Doodlebug crawled into a full bathtub tonight in his pajamas. I had already bathed him, removed him, toweled him off, diapered and dressed him. I guess he thought he wasn’t done playing.

Some other bug of mine* has had three pee accidents in two days.

This mess was waiting for me when I got out of the shower this morning:

I am so glad God designed parenthood to be a tag-team effort.

Sometimes it’s easy to take our husbands for granted– laugh at their different methods, belittle their effort to “help”, and deem ourselves the most capable parent of the home.

I tell you what, take Hubby away and I feel pretty darn incapable. Sure, he does stuff differently (like leaving the house without brushing his daughter’s hair), but at least when he’s here someone can supervisor the monsters while I stand in a stream of hot water and wake up. I don’t have to give bath, clean the kitchen up, and get everyone jammied before 8pm all by myself. Someone can clean up the kid who peed his pants while the other can start the laundry and locate and mop up the pee-puddle.

What a blessing to have a partner in this awesome misadventure of parenthood! I’m so glad my love will return tomorrow afternoon! (Rumor has it he’s bringing presents too– help with the kids and fun gifts??? What’s not to love?)

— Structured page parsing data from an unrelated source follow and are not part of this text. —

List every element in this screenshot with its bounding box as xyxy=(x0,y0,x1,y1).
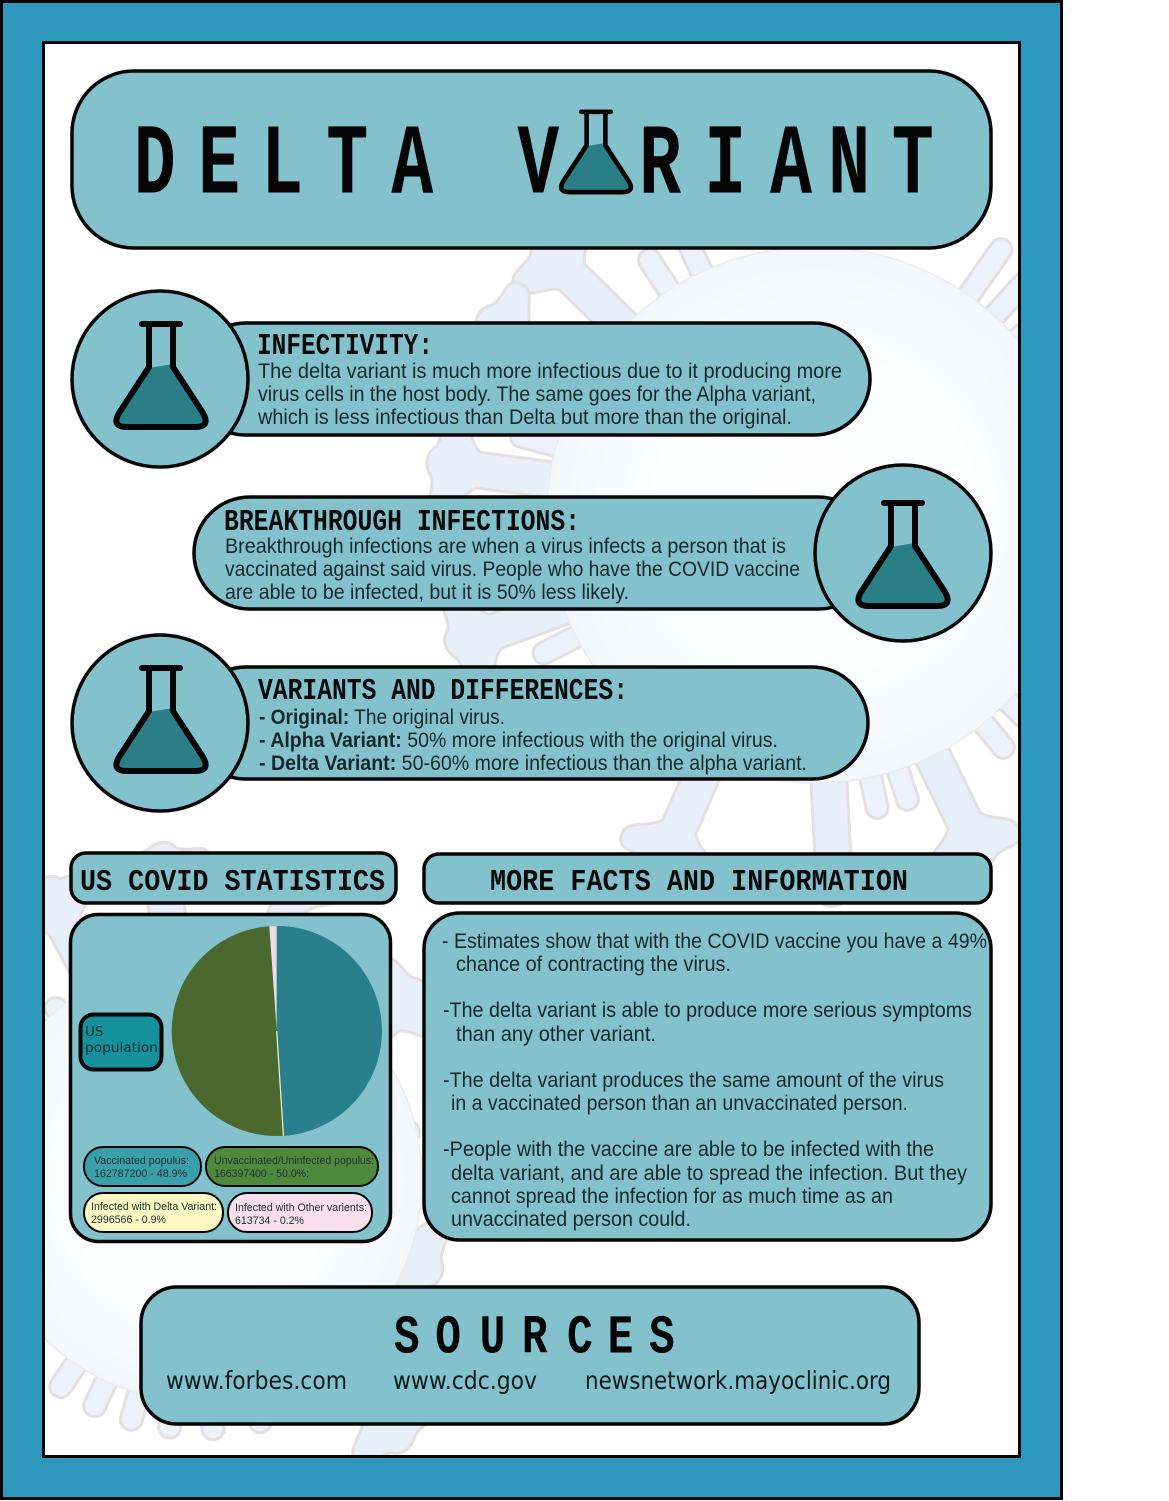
title banner xyxy=(72,71,991,248)
text: fact 1 xyxy=(442,930,987,976)
text: variants body: - Alpha Variant: 50% more infectious with the original virus. xyxy=(259,729,778,752)
legend: vaccinated xyxy=(84,1147,201,1186)
text: fact 2: than any other variant. xyxy=(456,1023,656,1046)
heading: infectivity: INFECTIVITY: xyxy=(257,329,433,364)
text: variants body: - Original: The original virus. xyxy=(259,706,505,729)
text: source 3: newsnetwork.mayoclinic.org xyxy=(585,1366,891,1395)
heading: US COVID statistics xyxy=(71,853,396,903)
heading: US COVID statistics: US COVID STATISTICS xyxy=(80,865,385,900)
text: variants body xyxy=(259,706,807,775)
legend: delta infected: Infected with Delta Variant: xyxy=(91,1201,217,1213)
legend: unvaccinated: 166397400 - 50.0%: xyxy=(214,1168,309,1180)
text: fact 1: - Estimates show that with the COVID vaccine you have a 49% xyxy=(442,930,987,953)
title text: RIANT: RIANT xyxy=(639,109,934,223)
legend: other variants: 613734 - 0.2% xyxy=(235,1215,304,1227)
heading: variants and differences: VARIANTS AND DIFFERENCES: xyxy=(258,674,628,709)
text: source 1: www.forbes.com xyxy=(166,1366,347,1395)
background: virus illustrations xyxy=(0,205,1089,1479)
legend: unvaccinated xyxy=(206,1147,378,1186)
legend: other variants: Infected with Other varients: xyxy=(235,1202,367,1214)
text: breakthrough body xyxy=(225,535,800,604)
text: fact 3: in a vaccinated person than an unvaccinated person. xyxy=(451,1092,908,1115)
text: fact 3: -The delta variant produces the same amount of the virus xyxy=(443,1069,944,1092)
pie chart: US population xyxy=(172,926,382,1136)
panel: US statistics xyxy=(70,914,390,1242)
heading: breakthrough infections: BREAKTHROUGH INFECTIONS: xyxy=(224,505,580,540)
text: infectivity body: virus cells in the host body. The same goes for the Alpha variant, xyxy=(258,383,816,406)
text: fact 1: chance of contracting the virus. xyxy=(456,953,731,976)
legend: delta infected: 2996566 - 0.9% xyxy=(91,1214,166,1226)
icon: title flask xyxy=(561,112,631,192)
label: US population xyxy=(80,1014,162,1070)
text: breakthrough body: Breakthrough infections are when a virus infects a person that is xyxy=(225,535,786,558)
label: US population: population xyxy=(85,1040,158,1056)
text: infectivity body: which is less infectious than Delta but more than the original. xyxy=(257,406,792,429)
panel: infectivity xyxy=(72,291,870,467)
heading: sources: SOURCES xyxy=(394,1307,675,1369)
text: infectivity body xyxy=(257,360,842,429)
panel: more facts xyxy=(424,913,991,1240)
text: fact 4: unvaccinated person could. xyxy=(451,1208,691,1231)
text: variants body: - Delta Variant: 50-60% more infectious than the alpha variant. xyxy=(259,752,807,775)
panel: variants and differences xyxy=(72,635,868,811)
legend: vaccinated: Vaccinated populus: xyxy=(94,1155,189,1167)
text: breakthrough body: vaccinated against said virus. People who have the COVID vaccine xyxy=(225,558,800,581)
text: fact 2: -The delta variant is able to produce more serious symptoms xyxy=(443,999,972,1022)
text: source 2: www.cdc.gov xyxy=(393,1366,537,1395)
icon: infectivity flask badge xyxy=(72,291,248,467)
legend: delta infected xyxy=(84,1193,223,1232)
label: US population: US xyxy=(85,1024,103,1040)
legend: vaccinated: 162787200 - 48.9% xyxy=(94,1168,187,1180)
text: fact 4: -People with the vaccine are able to be infected with the xyxy=(443,1138,934,1161)
text: fact 4: cannot spread the infection for as much time as an xyxy=(451,1185,893,1208)
heading: more facts and information: MORE FACTS AND INFORMATION xyxy=(490,865,908,900)
text: fact 3 xyxy=(443,1069,944,1115)
text: fact 4 xyxy=(443,1138,967,1231)
icon: variants flask badge xyxy=(72,635,248,811)
text: breakthrough body: are able to be infected, but it is 50% less likely. xyxy=(225,581,629,604)
title text: DELTA: DELTA xyxy=(134,109,433,223)
legend: other variants xyxy=(228,1193,372,1232)
panel: sources xyxy=(141,1287,919,1424)
inner white page xyxy=(44,42,1020,1456)
title letter V: V xyxy=(517,109,559,223)
panel: breakthrough infections xyxy=(194,465,991,641)
text: fact 4: delta variant, and are able to spread the infection. But they xyxy=(451,1162,967,1185)
legend: unvaccinated: Unvaccinated/Uninfected populus: xyxy=(214,1155,374,1167)
heading: more facts and information xyxy=(424,854,991,903)
text: infectivity body: The delta variant is much more infectious due to it producing more xyxy=(258,360,842,383)
icon: breakthrough flask badge xyxy=(815,465,991,641)
text: fact 2 xyxy=(443,999,972,1046)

*Name withheld to protect the guilty.

Why Oh Why?

Can’t I let my husband be a parent?

I have found since Bug’s birth that I simply cannot let him parent without my input. And the rare moments when I do take incredible self-control.

I really don’t know what my problem is. I married a wonderful– no, a stellar man. Seriously ladies, does your husband do the dishes? Mine does. Everyday. That’s right folks. I hate dishes. I loathe dishes. Maybe it’s not so much the dishes. I can wipe them down without a cringe. I cannot stand to put my hands in that dirty water. Bits of food, leftover crust all floating around in a lukewarm soupy mess– GROSS!

Does your husband change diapers? Mine does. He doesn’t mind stuffing the Fuzzi Bunz, he washes them when my hands are full and I haven’t had a chance, he dumps poop… He changed more diapers in the hospital when Bug was born than I did.

The realization just has not struck me (how long will it take?) that he is an incredibly competent father. Sure, he doesn’t do everything the way I do everything, but must I really leave him a detailed list of instructions when I go out baby-less for a while? Does he really need to know that I actually hold her a little more level than that while feeding her? And that I either turn on the heartbeat bear or the mobile when I lay her down, but not both?

Maybe there’s just some mommy hormone (I sure have enough of those) that makes me feel like I inherently know and because his way is different, it’s wrong…

Can you make resolutions after January 1? I want to be better about keeping my mouth closed around my wonderful hunk of a man– he is a good dad after all.